For most of our lives, we have been told that we need at least 8 hours of sleep every night. However, now more than ever, it is difficult to even get 7 hours of sleep amidst all the procrastinated assignments, and not to mention, the Netflix shows that needed to be finished the day it was started. But, have you ever noticed that sometimes, the less you sleep, the less you feel tired? Well, that may potentially be the result of a mutated gene that leads to a natural short sleep trait in humans.
Now you may be thinking to yourself, “That’s great, it means that I can sleep for 5 hours every night and still be fine” but, this mutation is only present in roughly four out of every 100,000 people. Specifically, the mutation affects the ADRB1 gene, a gene that encodes a receptor for the common neural signaling molecule noradrenaline. To understand how this gene affects sleep, we first need to examine how the timing of sleep is determined. The timing of sleep in our bodies is primarily set by what is known as the circadian clock. The term itself originates from the Latin phrase, “circa diem” and is used to describe the body’s internal clock that, for example, signals alertness due to light exposure, or, initiates the production of melatonin, a hormone that promotes sleep, at night. For individuals who have a variation in their circadian rhythm and sleep on average 4-6 hours every night but still feel well-rested, the term, natural short sleep or NSS, is given.

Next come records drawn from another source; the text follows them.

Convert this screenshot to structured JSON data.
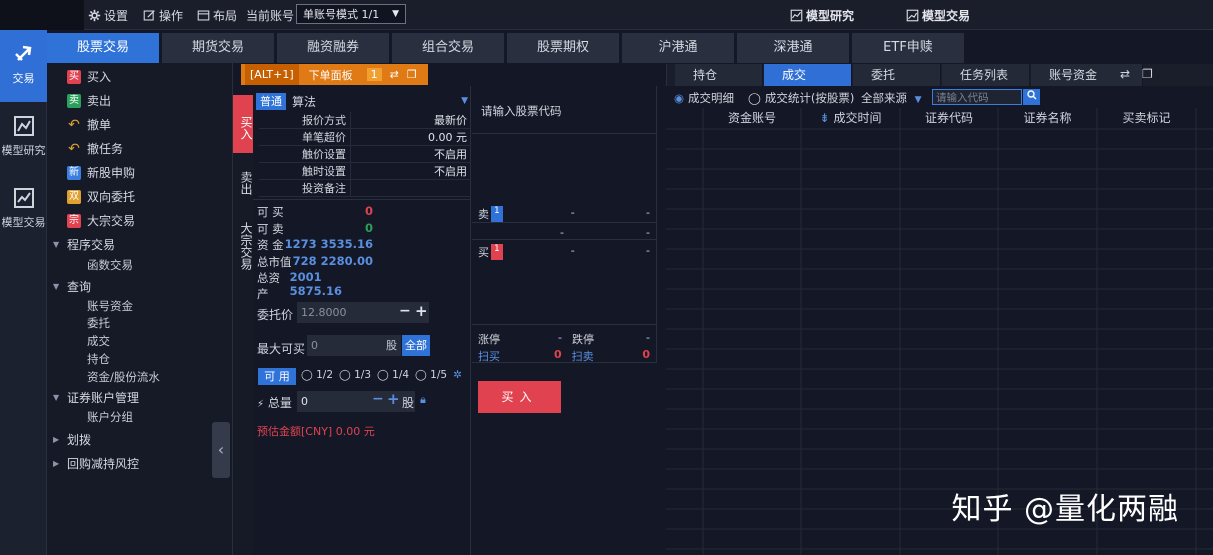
{
  "topbar": {
    "settings": "设置",
    "operate": "操作",
    "layout": "布局",
    "current_account_label": "当前账号",
    "account_mode": "单账号模式 1/1",
    "model_research": "模型研究",
    "model_trade": "模型交易"
  },
  "leftnav": {
    "trade": "交易",
    "research": "模型研究",
    "model_trade": "模型交易"
  },
  "tabs": [
    "股票交易",
    "期货交易",
    "融资融券",
    "组合交易",
    "股票期权",
    "沪港通",
    "深港通",
    "ETF申赎"
  ],
  "menu": {
    "items": [
      {
        "label": "买入",
        "badge": "买",
        "color": "#e0424f"
      },
      {
        "label": "卖出",
        "badge": "卖",
        "color": "#2aa05a"
      },
      {
        "label": "撤单",
        "badge": "",
        "color": "#e0a030"
      },
      {
        "label": "撤任务",
        "badge": "",
        "color": "#e0a030"
      },
      {
        "label": "新股申购",
        "badge": "新",
        "color": "#3a7fe0"
      },
      {
        "label": "双向委托",
        "badge": "双",
        "color": "#e0a030"
      },
      {
        "label": "大宗交易",
        "badge": "宗",
        "color": "#e0424f"
      }
    ],
    "program_trade": "程序交易",
    "func_trade": "函数交易",
    "query": "查询",
    "query_items": [
      "账号资金",
      "委托",
      "成交",
      "持仓",
      "资金/股份流水"
    ],
    "account_mgmt": "证券账户管理",
    "account_group": "账户分组",
    "transfer": "划拨",
    "repo_risk": "回购减持风控"
  },
  "vtabs": {
    "buy": "买入",
    "sell": "卖出",
    "block": "大宗交易"
  },
  "panel": {
    "hotkey": "[ALT+1]",
    "title": "下单面板",
    "index": "1"
  },
  "form": {
    "normal": "普通",
    "algo": "算法",
    "rows": [
      {
        "label": "报价方式",
        "value": "最新价"
      },
      {
        "label": "单笔超价",
        "value": "0.00 元"
      },
      {
        "label": "触价设置",
        "value": "不启用"
      },
      {
        "label": "触时设置",
        "value": "不启用"
      },
      {
        "label": "投资备注",
        "value": ""
      }
    ],
    "can_buy_label": "可 买",
    "can_buy": "0",
    "can_sell_label": "可 卖",
    "can_sell": "0",
    "funds_label": "资 金",
    "funds": "1273 3535.16",
    "market_value_label": "总市值",
    "market_value": "728 2280.00",
    "total_assets_label": "总资产",
    "total_assets": "2001 5875.16",
    "price_label": "委托价",
    "price": "12.8000",
    "max_buy_label": "最大可买",
    "max_buy": "0",
    "unit": "股",
    "all": "全部",
    "available": "可 用",
    "ratios": [
      "1/2",
      "1/3",
      "1/4",
      "1/5"
    ],
    "qty_label": "总量",
    "qty": "0",
    "estimate": "预估金额[CNY] 0.00 元"
  },
  "quote": {
    "prompt": "请输入股票代码",
    "sell_label": "卖",
    "sell_level": "1",
    "buy_label": "买",
    "buy_level": "1",
    "dash": "-",
    "limit_up": "涨停",
    "limit_down": "跌停",
    "sweep_buy": "扫买",
    "sweep_sell": "扫卖",
    "zero": "0"
  },
  "buy_button": "买入",
  "right": {
    "tabs": [
      "持仓",
      "成交",
      "委托",
      "任务列表",
      "账号资金"
    ],
    "filter_detail": "成交明细",
    "filter_stat": "成交统计(按股票)",
    "source": "全部来源",
    "code_placeholder": "请输入代码",
    "columns": [
      "资金账号",
      "成交时间",
      "证券代码",
      "证券名称",
      "买卖标记"
    ]
  },
  "watermark": "知乎 @量化两融"
}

In a recent study, analysis on SNP, or single nucleotide polymorphism, followed by WES, a process that sequences all of the protein-coding regions of genes in the genome, has allowed scientists to identify a very rare variant in the ADRB1 gene. This mutation causes the cytosine to switch to a guanine nucleotide in the coding sequence. This results in the alteration of the amino acid from alanine to valine.

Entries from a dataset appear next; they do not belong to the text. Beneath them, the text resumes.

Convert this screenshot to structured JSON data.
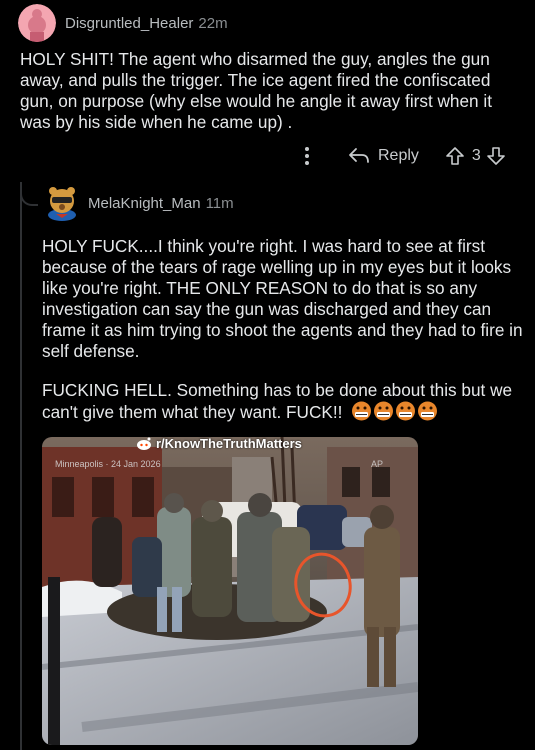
{
  "parent_comment": {
    "username": "Disgruntled_Healer",
    "time": "22m",
    "body": "HOLY SHIT! The agent who disarmed the guy, angles the gun away, and pulls the trigger. The ice agent fired the confiscated gun, on purpose (why else would he angle it away first when it was by his side when he came up) .",
    "actions": {
      "reply_label": "Reply",
      "vote_count": "3"
    }
  },
  "reply_comment": {
    "username": "MelaKnight_Man",
    "time": "11m",
    "paragraph_1": "HOLY FUCK....I think you're right. I was hard to see at first because of the tears of rage welling up in my eyes but it looks like you're right. THE ONLY REASON to do that is so any investigation can say the gun was discharged and they can frame it as him trying to shoot the agents and they had to fire in self defense.",
    "paragraph_2": "FUCKING HELL. Something has to be done about this but we can't give them what they want. FUCK!!",
    "emoji_count": 4
  },
  "media": {
    "watermark": "r/KnowTheTruthMatters",
    "video_caption": "Minneapolis · 24 Jan 2026",
    "video_corner": "AP"
  },
  "colors": {
    "background": "#000000",
    "text": "#e6e8ea",
    "muted": "#8a8e91",
    "annotation_circle": "#e8552b"
  }
}
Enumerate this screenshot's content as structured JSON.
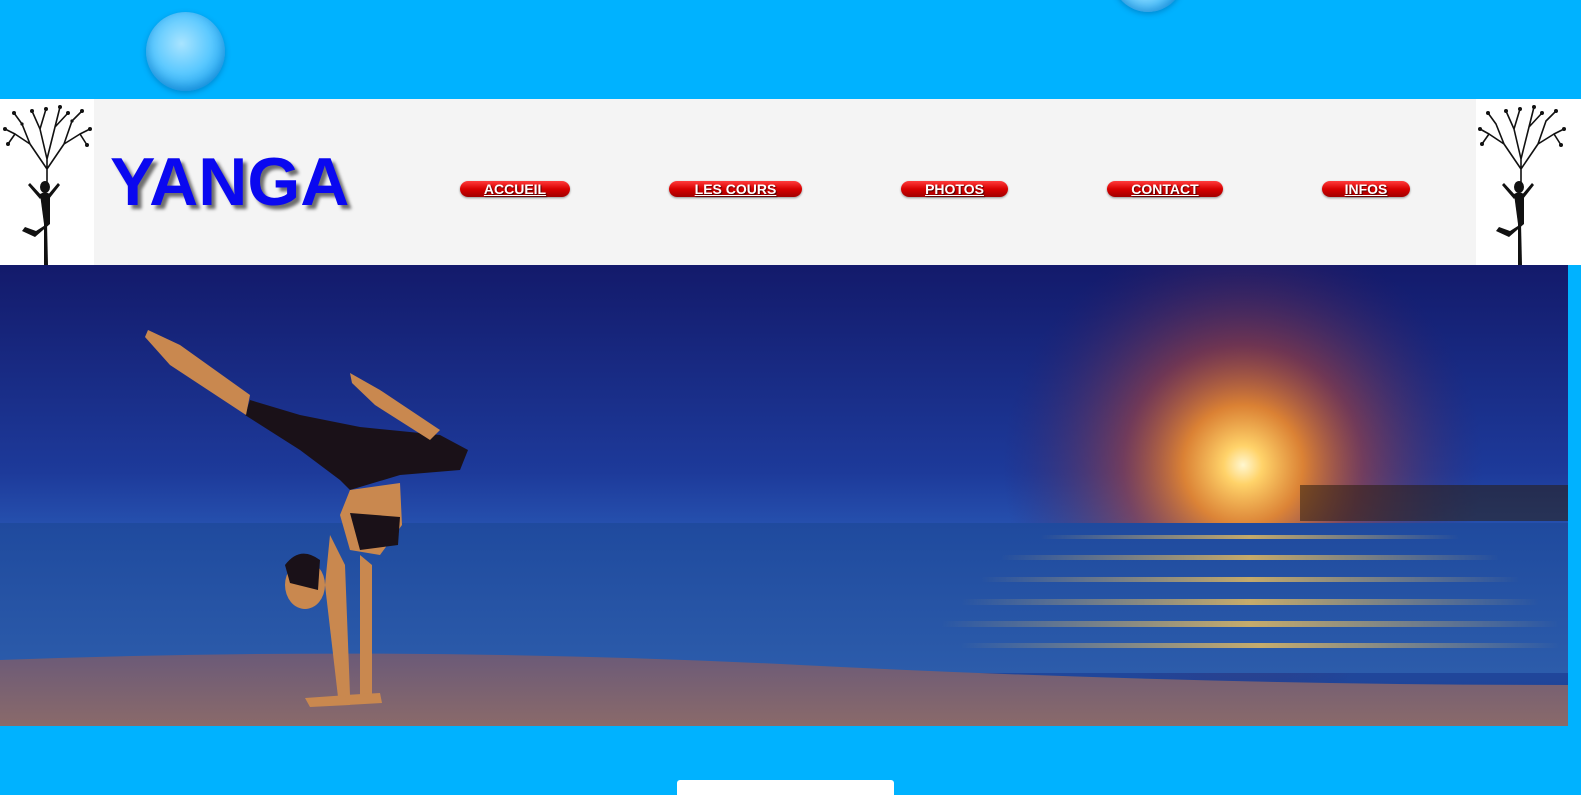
{
  "site": {
    "logo": "YANGA"
  },
  "nav": {
    "items": [
      {
        "label": "ACCUEIL"
      },
      {
        "label": "LES COURS"
      },
      {
        "label": "PHOTOS"
      },
      {
        "label": "CONTACT"
      },
      {
        "label": "INFOS"
      }
    ]
  },
  "colors": {
    "background": "#00b2ff",
    "header": "#f4f4f4",
    "logo": "#0a08f0",
    "nav_button": "#d80000"
  },
  "icons": {
    "tree_left": "yoga-tree-icon",
    "tree_right": "yoga-tree-icon",
    "hero": "yoga-handstand-sunset-image"
  }
}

To determine the effect this mutation has on sleep-related behaviors, scientists measured the sleeping as well as the waking behavior on mice that exhibited this mutation in comparison to mice that did not contain this mutation. The mice that contained the mutation exhibited an increased activity while they were awake in comparison to mice who did not contain the mutation. The phenotype for short sleep was also demonstrated by the significant decrease in the amount of NREM and REM sleep. To be exact, the non-REM sleep was approximately 53 minutes less, and the REM sleep was approximately 7 minutes less in mice who exhibited the mutation in the ADRB1 gene.

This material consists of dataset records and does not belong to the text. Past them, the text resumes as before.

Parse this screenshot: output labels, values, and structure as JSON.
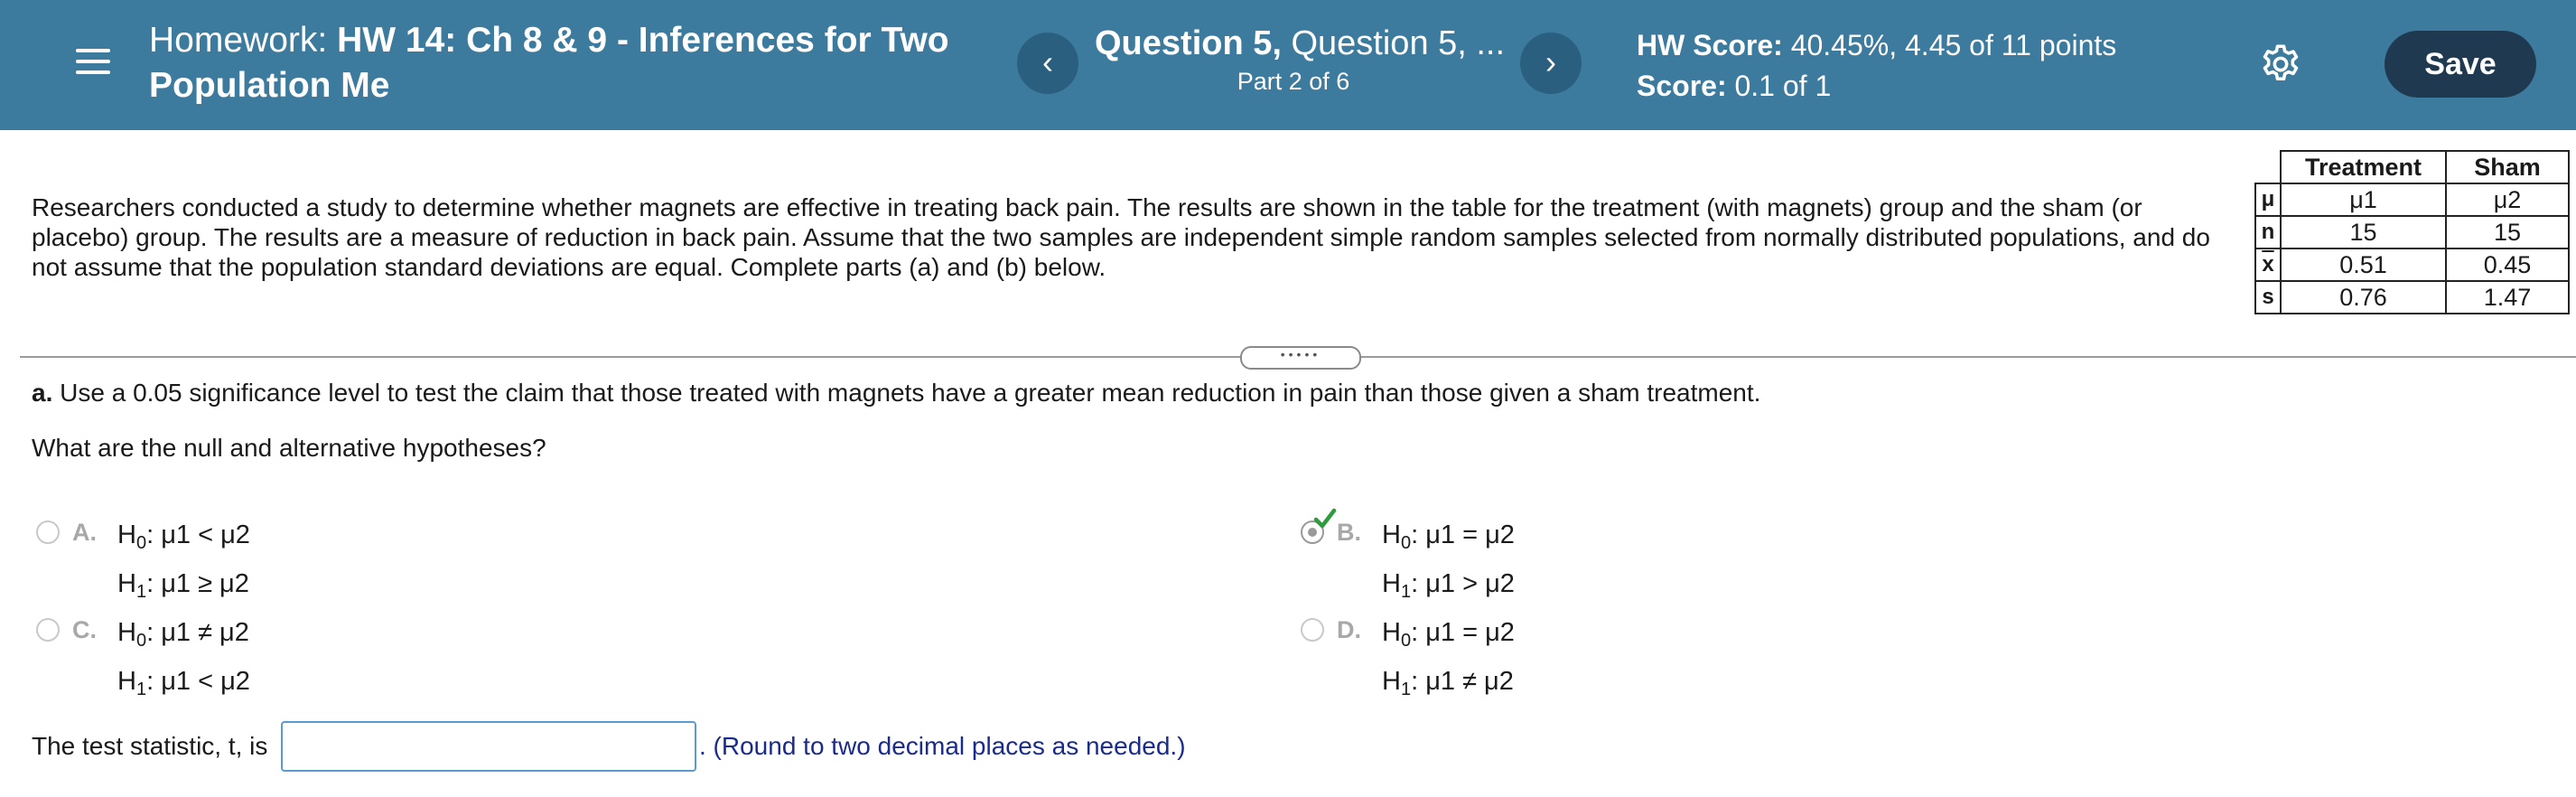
{
  "header": {
    "title_prefix": "Homework:",
    "title_main": "HW 14: Ch 8 & 9 - Inferences for Two Population Me",
    "question_bold": "Question 5,",
    "question_rest": " Question 5, ...",
    "part": "Part 2 of 6",
    "hw_score_label": "HW Score:",
    "hw_score_value": " 40.45%, 4.45 of 11 points",
    "score_label": "Score:",
    "score_value": " 0.1 of 1",
    "prev_icon": "chevron-left-icon",
    "next_icon": "chevron-right-icon",
    "save_label": "Save"
  },
  "problem": {
    "text": "Researchers conducted a study to determine whether magnets are effective in treating back pain. The results are shown in the table for the treatment (with magnets) group and the sham (or placebo) group. The results are a measure of reduction in back pain. Assume that the two samples are independent simple random samples selected from normally distributed populations, and do not assume that the population standard deviations are equal. Complete parts (a) and (b) below."
  },
  "table": {
    "headers": [
      "Treatment",
      "Sham"
    ],
    "rows": [
      {
        "label": "μ",
        "values": [
          "μ1",
          "μ2"
        ]
      },
      {
        "label": "n",
        "values": [
          "15",
          "15"
        ]
      },
      {
        "label": "x",
        "values": [
          "0.51",
          "0.45"
        ]
      },
      {
        "label": "s",
        "values": [
          "0.76",
          "1.47"
        ]
      }
    ]
  },
  "part_a": {
    "letter": "a.",
    "text": " Use a 0.05 significance level to test the claim that those treated with magnets have a greater mean reduction in pain than those given a sham treatment.",
    "question": "What are the null and alternative hypotheses?"
  },
  "options": [
    {
      "letter": "A.",
      "h0": ": μ1 < μ2",
      "h1": ": μ1 ≥ μ2",
      "selected": false
    },
    {
      "letter": "B.",
      "h0": ": μ1 = μ2",
      "h1": ": μ1 > μ2",
      "selected": true
    },
    {
      "letter": "C.",
      "h0": ": μ1 ≠ μ2",
      "h1": ": μ1 < μ2",
      "selected": false
    },
    {
      "letter": "D.",
      "h0": ": μ1 = μ2",
      "h1": ": μ1 ≠ μ2",
      "selected": false
    }
  ],
  "test_stat": {
    "label": "The test statistic, t, is",
    "value": "",
    "note": ". (Round to two decimal places as needed.)"
  },
  "colors": {
    "header_bg": "#3c7a9e",
    "save_bg": "#1f3a50",
    "check_green": "#2e9b3f",
    "input_border": "#5b9bd1",
    "note_text": "#1a2b8c"
  }
}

In humans who carried the mutation in the ADRB1 gene, it was discovered that they received approximately two hours less of sleep in comparison to the humans who did not carry the mutation. It is possible that due to the contrast in the physiology of mice and humans, the results from the mice study were only a fraction of the whole effect that would be demonstrated in humans. Additionally, because mice are nocturnal animals and they tend to be less dependent on consecutive hours of sleep, the results of the mice study may not have been as dependable to determine the impact on humans.
In conclusion, we should all aim for at least 8 hours of sleep, even if you are one of the 4 out of 100,000 that have a mutated gene; I mean, who could possibly say no to more sleep?